Wrestling with God. Literary Encounters with the Divine from Jacob to T.S. Eliot
Malta University Publishing, 2019 (available in hard bound and soft bound editions).
In this book, Peter Vassallo focuses on poetry and surveys some of the significant ways in which the major poets, through the ages, strove to come to terms with the inscrutability of God, the question of ineffability, the impugning of Providence, and the disappearance of God in a sceptical age.

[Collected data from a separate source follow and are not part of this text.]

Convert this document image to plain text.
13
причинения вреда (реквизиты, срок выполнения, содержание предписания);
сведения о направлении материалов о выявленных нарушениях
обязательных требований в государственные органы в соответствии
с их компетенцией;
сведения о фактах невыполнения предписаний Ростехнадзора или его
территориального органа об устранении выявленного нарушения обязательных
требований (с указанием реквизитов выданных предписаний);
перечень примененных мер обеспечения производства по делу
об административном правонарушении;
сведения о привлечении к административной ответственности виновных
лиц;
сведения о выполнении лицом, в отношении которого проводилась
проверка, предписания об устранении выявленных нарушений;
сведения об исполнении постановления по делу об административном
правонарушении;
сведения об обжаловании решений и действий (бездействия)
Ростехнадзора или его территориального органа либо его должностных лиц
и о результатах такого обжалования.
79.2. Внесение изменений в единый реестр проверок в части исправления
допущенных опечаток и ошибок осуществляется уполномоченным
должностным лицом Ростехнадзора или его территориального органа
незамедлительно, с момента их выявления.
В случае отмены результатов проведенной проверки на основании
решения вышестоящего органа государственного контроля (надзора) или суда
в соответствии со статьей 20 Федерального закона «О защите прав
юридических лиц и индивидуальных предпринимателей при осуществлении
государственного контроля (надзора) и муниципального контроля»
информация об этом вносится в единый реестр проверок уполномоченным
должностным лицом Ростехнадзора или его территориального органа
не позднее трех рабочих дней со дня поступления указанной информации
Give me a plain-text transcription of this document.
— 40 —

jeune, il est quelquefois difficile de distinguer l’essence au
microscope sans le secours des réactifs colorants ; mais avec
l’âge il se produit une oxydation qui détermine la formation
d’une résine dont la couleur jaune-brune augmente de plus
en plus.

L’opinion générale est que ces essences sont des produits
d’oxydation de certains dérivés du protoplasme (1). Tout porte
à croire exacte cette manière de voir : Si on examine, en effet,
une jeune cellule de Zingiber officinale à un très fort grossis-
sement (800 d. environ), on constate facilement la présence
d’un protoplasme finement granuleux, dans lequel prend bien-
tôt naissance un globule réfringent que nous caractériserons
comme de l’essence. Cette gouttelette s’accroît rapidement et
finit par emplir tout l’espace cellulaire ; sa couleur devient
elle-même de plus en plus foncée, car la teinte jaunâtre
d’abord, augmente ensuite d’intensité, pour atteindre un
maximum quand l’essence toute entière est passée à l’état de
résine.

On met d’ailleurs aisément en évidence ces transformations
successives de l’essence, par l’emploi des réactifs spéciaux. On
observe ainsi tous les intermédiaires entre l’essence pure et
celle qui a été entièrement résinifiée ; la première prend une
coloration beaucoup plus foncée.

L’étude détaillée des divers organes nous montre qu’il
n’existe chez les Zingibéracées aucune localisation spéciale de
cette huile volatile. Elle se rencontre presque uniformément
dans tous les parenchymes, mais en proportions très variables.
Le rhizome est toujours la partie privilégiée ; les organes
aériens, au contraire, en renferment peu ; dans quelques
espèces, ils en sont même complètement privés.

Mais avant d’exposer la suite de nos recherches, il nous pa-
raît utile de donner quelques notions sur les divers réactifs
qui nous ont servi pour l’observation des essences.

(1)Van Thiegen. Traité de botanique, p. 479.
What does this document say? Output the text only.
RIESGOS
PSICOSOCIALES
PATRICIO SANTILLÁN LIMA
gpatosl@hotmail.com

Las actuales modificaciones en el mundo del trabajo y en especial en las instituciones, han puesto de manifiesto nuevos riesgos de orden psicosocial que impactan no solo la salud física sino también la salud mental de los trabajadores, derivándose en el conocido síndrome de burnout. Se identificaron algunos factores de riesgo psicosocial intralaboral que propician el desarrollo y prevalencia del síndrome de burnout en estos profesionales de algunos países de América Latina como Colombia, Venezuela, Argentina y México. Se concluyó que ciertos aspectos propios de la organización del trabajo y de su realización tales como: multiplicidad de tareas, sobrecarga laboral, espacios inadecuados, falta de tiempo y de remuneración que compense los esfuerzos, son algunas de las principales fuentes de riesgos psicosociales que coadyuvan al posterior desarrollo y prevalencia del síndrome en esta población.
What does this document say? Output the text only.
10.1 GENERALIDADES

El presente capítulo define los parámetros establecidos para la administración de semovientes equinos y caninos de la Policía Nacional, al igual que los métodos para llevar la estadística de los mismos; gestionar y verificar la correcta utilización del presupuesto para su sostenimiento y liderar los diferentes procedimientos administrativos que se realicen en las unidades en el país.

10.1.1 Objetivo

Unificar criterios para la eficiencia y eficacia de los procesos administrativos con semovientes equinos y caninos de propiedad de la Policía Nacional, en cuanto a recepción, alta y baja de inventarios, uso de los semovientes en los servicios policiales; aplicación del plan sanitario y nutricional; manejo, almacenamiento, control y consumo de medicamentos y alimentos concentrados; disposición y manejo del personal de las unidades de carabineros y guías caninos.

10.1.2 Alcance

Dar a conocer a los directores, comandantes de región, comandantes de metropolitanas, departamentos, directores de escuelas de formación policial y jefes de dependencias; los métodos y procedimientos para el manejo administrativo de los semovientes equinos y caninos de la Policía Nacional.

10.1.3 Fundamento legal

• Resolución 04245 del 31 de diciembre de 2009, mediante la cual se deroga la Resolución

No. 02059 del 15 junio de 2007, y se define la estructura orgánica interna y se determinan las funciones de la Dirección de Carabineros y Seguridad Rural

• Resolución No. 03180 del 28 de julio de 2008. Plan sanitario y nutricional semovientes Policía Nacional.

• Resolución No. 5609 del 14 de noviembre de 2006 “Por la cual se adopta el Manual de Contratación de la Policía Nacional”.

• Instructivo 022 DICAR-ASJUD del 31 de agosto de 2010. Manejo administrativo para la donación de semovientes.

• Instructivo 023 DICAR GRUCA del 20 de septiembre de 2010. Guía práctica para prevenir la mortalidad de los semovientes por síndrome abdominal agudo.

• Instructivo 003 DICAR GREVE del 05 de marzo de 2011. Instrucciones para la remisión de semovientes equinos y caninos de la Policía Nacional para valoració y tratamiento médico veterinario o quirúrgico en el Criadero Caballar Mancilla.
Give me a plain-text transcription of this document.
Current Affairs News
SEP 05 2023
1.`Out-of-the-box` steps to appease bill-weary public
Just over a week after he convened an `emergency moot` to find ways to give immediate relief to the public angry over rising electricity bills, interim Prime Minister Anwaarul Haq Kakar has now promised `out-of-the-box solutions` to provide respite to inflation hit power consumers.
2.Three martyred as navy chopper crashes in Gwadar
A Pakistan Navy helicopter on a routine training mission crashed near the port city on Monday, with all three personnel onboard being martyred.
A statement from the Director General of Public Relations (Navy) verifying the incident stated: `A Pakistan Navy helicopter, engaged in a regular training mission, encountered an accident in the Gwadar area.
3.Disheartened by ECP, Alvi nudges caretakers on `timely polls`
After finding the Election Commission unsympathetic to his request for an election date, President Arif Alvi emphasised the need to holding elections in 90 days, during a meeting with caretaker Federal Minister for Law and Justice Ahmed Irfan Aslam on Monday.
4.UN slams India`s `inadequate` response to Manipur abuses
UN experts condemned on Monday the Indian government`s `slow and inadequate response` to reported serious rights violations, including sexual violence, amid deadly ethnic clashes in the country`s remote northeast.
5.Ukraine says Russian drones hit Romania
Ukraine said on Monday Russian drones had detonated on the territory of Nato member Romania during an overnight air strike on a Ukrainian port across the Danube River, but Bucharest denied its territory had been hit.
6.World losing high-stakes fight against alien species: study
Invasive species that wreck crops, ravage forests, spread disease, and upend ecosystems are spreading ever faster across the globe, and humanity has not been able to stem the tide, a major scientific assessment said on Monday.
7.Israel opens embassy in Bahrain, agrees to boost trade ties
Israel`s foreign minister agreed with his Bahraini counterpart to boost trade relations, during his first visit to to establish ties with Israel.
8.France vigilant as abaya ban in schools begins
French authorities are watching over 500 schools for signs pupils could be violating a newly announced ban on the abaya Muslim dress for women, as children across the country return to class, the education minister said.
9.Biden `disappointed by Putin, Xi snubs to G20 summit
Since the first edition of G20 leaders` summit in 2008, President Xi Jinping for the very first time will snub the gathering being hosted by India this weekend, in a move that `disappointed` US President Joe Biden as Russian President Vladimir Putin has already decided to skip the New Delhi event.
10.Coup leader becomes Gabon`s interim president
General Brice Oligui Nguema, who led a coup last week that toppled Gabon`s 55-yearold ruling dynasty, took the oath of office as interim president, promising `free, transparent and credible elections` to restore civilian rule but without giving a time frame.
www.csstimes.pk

These literary encounters with the Divine, symbolised in Alexandre-Louis Leloir's painting of Jacob Wrestling with the Angel (1865), have necessitated the metaphorical journey through various routes: the way of dispossession and self-annihilation (John of the Cross); the cosmos of theological meditation (Dante); the straight road of righteousness (Milton); the slippery path of apostasy (Donne); the calm waters of acquiescence (Herbert); the fields of pious sentiment (Crashaw); the mystical heights of symbolism (Blake); the visionary natural landscape (Wordsworth and Coleridge), the sea of darkness (Newman); the seductive Arcadian pastures of paganism (Swinburne); the slough of despondency (Hopkins); the winding labyrinth (Thomson); the mire of Philistinism (Arnold); and the fluctuating sea of philosophical speculation (Eliot).
Wrestling with God will be of special interest to students of literature and to all those who in their own way have felt the need, at some time or other, to 'wrestle with God'.
Peter Vassallo is Professor of English and Comparative Literature at the University of Malta.